# Thread: Basis & Dimension Question

1. ## Basis & Dimension Question

Let u and v distinct vectors of a vector space V. Show that if {u,v} is a basis for V and a and b are nonzero scalars, then both {u + v}, au} and {au,bv} are also bases for V.

2. Originally Posted by leungsta
Let u and v distinct vectors of a vector space V. Show that if {u,v} is a basis for V and a and b are nonzero scalars, then both {u + v, au} and {au,bv} are also bases for V.
Suppose that $w = \alpha u + \beta v$ then $w = \beta \left( {u + v} \right) + \frac{{\alpha - \beta }}{a}\left( {au} \right)$.
In other words, if w is in span{u,v} then w is in the span{(u+v),au}.
Now do the converse.

Do the same two proofs for {au,bv}

3. Hmmm...I'm not understanding your solution....where is that equation from?

4. Originally Posted by leungsta
OK, How much do understand about what it means to be a basis of a space?
If {u,v} is a basis for a v-space then the dimension is 2.
What does that mean for any other spanning set of two vectors?

Originally Posted by leungsta
Where is that equation from?

If you have no clue as to what is going on here, then it is time for you have a one-on-one with your course instructor. These ideas are fundamental to your study.

5. I understand that a subset B of vector space V over R is a basis o V if B is linearly independant and Span B = V... I also understand dimensions. I'm just not very clear on proofs. And as for your question of "If {u,v} is a basis for a v-space then the dimension is 2. What does that mean for any other spanning set of two vectors?"

This means that for any other spanning set of two vectors, the dimension is also 2

6. Originally Posted by leungsta
"If {u,v} is a basis for a v-space then the dimension is 2. What does that mean for any other spanning set of two vectors?"
This means that for any other spanning set of two vectors, the dimension is also 2
Good. It does mean that any spanning set has at least two vectors.
It also means that any two independent vectors will be a basis.

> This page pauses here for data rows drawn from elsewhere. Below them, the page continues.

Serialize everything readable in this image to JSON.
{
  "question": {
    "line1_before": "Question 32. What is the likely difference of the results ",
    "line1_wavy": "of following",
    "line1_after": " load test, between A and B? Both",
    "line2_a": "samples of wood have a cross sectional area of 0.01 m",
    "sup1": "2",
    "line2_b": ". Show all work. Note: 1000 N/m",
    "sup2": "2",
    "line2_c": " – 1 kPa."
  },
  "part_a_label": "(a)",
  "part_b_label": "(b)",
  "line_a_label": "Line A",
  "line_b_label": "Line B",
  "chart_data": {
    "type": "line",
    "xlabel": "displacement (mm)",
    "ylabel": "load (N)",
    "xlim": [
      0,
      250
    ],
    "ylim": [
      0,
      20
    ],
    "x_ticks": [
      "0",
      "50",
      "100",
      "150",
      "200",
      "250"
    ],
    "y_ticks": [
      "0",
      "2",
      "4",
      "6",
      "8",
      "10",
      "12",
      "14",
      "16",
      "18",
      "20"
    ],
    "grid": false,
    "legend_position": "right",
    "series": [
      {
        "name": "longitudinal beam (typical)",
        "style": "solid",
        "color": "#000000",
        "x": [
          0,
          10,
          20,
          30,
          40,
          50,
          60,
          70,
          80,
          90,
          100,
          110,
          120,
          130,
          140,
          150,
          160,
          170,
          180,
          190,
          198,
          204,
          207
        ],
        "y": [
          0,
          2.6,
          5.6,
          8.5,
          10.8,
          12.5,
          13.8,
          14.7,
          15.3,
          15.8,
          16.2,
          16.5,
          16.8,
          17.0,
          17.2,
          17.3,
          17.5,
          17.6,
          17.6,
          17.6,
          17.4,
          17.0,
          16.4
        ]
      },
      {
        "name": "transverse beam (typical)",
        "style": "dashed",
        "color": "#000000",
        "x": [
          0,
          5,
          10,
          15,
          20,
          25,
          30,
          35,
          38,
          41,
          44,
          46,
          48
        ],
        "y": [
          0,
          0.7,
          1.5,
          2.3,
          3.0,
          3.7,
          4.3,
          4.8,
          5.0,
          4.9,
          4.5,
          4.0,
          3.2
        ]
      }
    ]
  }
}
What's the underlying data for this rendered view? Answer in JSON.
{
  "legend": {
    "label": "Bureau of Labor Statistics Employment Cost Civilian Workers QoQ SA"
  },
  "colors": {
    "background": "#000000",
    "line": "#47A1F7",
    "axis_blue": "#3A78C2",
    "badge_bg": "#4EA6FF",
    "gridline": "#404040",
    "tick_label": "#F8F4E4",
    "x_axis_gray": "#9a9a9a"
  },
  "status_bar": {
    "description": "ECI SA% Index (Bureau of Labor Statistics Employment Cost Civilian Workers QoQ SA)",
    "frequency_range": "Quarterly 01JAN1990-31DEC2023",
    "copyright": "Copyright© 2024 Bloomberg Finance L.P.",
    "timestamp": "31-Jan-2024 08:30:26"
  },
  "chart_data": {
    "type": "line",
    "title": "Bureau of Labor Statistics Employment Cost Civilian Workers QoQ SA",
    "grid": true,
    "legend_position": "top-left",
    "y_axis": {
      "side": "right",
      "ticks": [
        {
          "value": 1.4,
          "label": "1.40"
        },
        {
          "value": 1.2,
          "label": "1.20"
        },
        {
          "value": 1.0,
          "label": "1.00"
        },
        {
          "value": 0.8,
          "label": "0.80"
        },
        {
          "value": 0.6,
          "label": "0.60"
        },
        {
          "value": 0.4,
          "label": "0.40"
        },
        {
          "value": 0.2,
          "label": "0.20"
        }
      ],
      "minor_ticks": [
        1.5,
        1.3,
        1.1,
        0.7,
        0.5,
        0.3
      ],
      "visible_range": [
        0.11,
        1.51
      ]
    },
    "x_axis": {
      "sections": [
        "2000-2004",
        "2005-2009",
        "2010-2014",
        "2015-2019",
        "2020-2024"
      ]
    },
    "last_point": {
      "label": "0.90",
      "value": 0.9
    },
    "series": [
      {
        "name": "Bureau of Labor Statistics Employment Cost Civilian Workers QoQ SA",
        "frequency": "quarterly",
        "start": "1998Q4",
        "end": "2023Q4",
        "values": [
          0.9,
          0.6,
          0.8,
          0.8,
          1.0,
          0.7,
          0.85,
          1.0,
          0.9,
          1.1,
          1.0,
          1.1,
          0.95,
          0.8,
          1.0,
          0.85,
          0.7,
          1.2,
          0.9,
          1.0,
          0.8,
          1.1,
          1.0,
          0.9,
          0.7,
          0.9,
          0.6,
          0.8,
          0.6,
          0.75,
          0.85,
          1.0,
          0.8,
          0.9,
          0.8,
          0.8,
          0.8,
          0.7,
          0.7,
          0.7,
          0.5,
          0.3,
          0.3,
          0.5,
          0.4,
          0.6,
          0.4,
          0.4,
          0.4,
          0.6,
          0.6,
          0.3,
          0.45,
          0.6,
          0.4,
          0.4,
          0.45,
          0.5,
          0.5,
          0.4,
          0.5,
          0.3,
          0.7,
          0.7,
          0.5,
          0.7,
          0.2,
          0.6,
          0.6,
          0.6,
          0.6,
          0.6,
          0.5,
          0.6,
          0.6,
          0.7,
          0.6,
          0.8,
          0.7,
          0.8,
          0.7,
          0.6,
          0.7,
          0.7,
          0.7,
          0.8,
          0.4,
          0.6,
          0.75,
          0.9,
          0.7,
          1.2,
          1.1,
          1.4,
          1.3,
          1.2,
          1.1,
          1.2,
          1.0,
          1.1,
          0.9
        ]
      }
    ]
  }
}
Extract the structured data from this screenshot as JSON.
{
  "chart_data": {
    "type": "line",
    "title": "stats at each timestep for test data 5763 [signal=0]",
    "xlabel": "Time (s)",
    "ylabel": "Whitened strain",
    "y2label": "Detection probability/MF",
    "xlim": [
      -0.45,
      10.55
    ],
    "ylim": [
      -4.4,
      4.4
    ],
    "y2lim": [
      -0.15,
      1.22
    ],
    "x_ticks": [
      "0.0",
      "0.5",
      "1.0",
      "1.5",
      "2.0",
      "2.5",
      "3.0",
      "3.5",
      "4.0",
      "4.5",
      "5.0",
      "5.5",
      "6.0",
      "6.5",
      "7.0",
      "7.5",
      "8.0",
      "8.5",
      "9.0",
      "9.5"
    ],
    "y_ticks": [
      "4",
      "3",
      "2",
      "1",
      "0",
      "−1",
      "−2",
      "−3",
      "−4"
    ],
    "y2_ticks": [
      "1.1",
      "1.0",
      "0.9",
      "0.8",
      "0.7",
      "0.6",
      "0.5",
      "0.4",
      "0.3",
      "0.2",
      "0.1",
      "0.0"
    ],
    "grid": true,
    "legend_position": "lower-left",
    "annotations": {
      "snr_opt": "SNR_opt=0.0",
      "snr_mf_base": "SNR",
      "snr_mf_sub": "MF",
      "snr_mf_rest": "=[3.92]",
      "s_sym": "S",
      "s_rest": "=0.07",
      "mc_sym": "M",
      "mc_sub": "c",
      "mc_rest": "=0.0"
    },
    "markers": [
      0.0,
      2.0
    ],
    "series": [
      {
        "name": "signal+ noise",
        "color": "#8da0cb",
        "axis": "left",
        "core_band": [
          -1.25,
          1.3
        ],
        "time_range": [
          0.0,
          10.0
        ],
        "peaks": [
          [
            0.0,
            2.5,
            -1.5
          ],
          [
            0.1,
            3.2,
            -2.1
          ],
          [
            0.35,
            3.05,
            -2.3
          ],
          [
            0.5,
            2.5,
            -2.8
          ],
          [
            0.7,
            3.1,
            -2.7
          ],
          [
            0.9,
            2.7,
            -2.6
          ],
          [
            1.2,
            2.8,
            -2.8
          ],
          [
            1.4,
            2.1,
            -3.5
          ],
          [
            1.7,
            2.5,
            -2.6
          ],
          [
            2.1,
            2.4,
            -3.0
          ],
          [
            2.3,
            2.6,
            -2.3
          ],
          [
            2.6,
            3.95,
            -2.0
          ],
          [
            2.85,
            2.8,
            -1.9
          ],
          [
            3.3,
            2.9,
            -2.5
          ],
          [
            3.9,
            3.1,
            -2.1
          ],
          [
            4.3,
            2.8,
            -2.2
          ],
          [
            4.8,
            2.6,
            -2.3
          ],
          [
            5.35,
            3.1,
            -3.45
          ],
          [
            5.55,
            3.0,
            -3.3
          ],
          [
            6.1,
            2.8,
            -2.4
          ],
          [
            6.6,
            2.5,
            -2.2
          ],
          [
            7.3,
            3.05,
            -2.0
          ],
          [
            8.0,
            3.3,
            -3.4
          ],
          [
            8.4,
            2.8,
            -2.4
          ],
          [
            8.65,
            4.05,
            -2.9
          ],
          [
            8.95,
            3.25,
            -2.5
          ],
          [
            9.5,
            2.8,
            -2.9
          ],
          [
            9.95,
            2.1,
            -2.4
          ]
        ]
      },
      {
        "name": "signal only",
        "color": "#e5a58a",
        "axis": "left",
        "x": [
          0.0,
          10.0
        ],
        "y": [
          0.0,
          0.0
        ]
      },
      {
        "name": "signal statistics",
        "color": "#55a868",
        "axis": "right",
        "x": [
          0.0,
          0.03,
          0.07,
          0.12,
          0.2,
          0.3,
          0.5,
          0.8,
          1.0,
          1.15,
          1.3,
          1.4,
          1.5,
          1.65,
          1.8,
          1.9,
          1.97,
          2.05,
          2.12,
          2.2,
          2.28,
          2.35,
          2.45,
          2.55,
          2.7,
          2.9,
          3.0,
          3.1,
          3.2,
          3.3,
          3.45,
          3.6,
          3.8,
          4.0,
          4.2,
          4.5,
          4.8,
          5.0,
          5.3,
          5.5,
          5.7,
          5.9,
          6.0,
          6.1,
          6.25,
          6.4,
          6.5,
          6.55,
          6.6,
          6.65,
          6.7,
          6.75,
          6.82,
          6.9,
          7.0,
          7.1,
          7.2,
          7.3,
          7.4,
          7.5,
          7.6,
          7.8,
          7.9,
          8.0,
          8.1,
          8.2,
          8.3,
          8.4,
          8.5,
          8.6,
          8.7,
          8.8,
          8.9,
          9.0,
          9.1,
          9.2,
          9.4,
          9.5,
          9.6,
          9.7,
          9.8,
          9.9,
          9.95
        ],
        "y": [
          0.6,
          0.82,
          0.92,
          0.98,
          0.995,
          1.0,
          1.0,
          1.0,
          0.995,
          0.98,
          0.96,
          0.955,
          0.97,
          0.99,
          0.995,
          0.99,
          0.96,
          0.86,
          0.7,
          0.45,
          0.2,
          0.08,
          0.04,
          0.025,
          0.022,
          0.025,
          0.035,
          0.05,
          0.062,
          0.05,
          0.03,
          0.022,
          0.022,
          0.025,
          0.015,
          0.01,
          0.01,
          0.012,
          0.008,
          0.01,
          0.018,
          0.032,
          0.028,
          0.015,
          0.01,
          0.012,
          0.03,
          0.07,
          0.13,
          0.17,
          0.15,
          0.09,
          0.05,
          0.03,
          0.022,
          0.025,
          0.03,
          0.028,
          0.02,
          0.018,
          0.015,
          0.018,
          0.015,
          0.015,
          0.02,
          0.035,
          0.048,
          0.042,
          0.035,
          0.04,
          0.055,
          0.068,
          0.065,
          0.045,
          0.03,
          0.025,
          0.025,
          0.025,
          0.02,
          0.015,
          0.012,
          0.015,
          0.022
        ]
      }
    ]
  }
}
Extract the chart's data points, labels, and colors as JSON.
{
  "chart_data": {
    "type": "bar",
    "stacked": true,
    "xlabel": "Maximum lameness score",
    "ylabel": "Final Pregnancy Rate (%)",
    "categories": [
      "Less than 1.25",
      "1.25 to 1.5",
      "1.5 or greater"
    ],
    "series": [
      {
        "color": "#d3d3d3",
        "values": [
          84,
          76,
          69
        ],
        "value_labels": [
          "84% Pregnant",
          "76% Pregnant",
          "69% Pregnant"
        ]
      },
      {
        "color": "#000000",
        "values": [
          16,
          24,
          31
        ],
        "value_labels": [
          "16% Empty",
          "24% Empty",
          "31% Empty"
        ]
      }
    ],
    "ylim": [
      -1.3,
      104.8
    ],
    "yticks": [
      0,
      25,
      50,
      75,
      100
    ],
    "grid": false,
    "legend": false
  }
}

So we have two approaches to doing this problem. I chose the ‘spanning’ option.
But can you show that {(u+v),au} are independent?

7. Originally Posted by Plato
Good. It does mean that any spanning set has at least two vectors.
It also means that any two independent vectors will be a basis.

So we have two approaches to doing this problem. I chose the ‘spanning’ option.
But can you show that {(u+v),au} are independent?
So if w is in span {u,v} then w is in span {u + v, au}. And if {u,v} are linear independant then {u + v, au} must also be independant?

Sorry i'm really not good with proofs...

8. Originally Posted by leungsta
And if {u,v} are linear independant then {u + v, au} must also be independant?
NO! That is completely wrong.
The fact that you are given that {u,v} is a basis means they are independent.
Now I asked you if you understood the definition of basis.
I don’t think that you do.

But here goes if $\lambda \left( {u + v} \right) + \eta \left( {au} \right) = 0$ then because u & v are independent we get $\left( {\lambda + a\eta } \right)u + \lambda v = 0\; \Rightarrow \;\left( {\lambda + a\eta } \right) = 0\;\& \;\lambda = 0$.
But that means $a\eta = 0\;\& \;a \ne 0\; \Rightarrow \;\eta = 0$.
Now if you do understand about independence then you see that u+v & au are independent.

Now, I cannot go beyond this in helping you.
If this still leaves you clueless, please go to your instructor. Look, simply using the old excuse “I am not good at proofs” does not cut it. The simple fact is: People who cannot do proofs have no business in mathematics courses. There is a reason why people who do well in mathematics course are rewarded.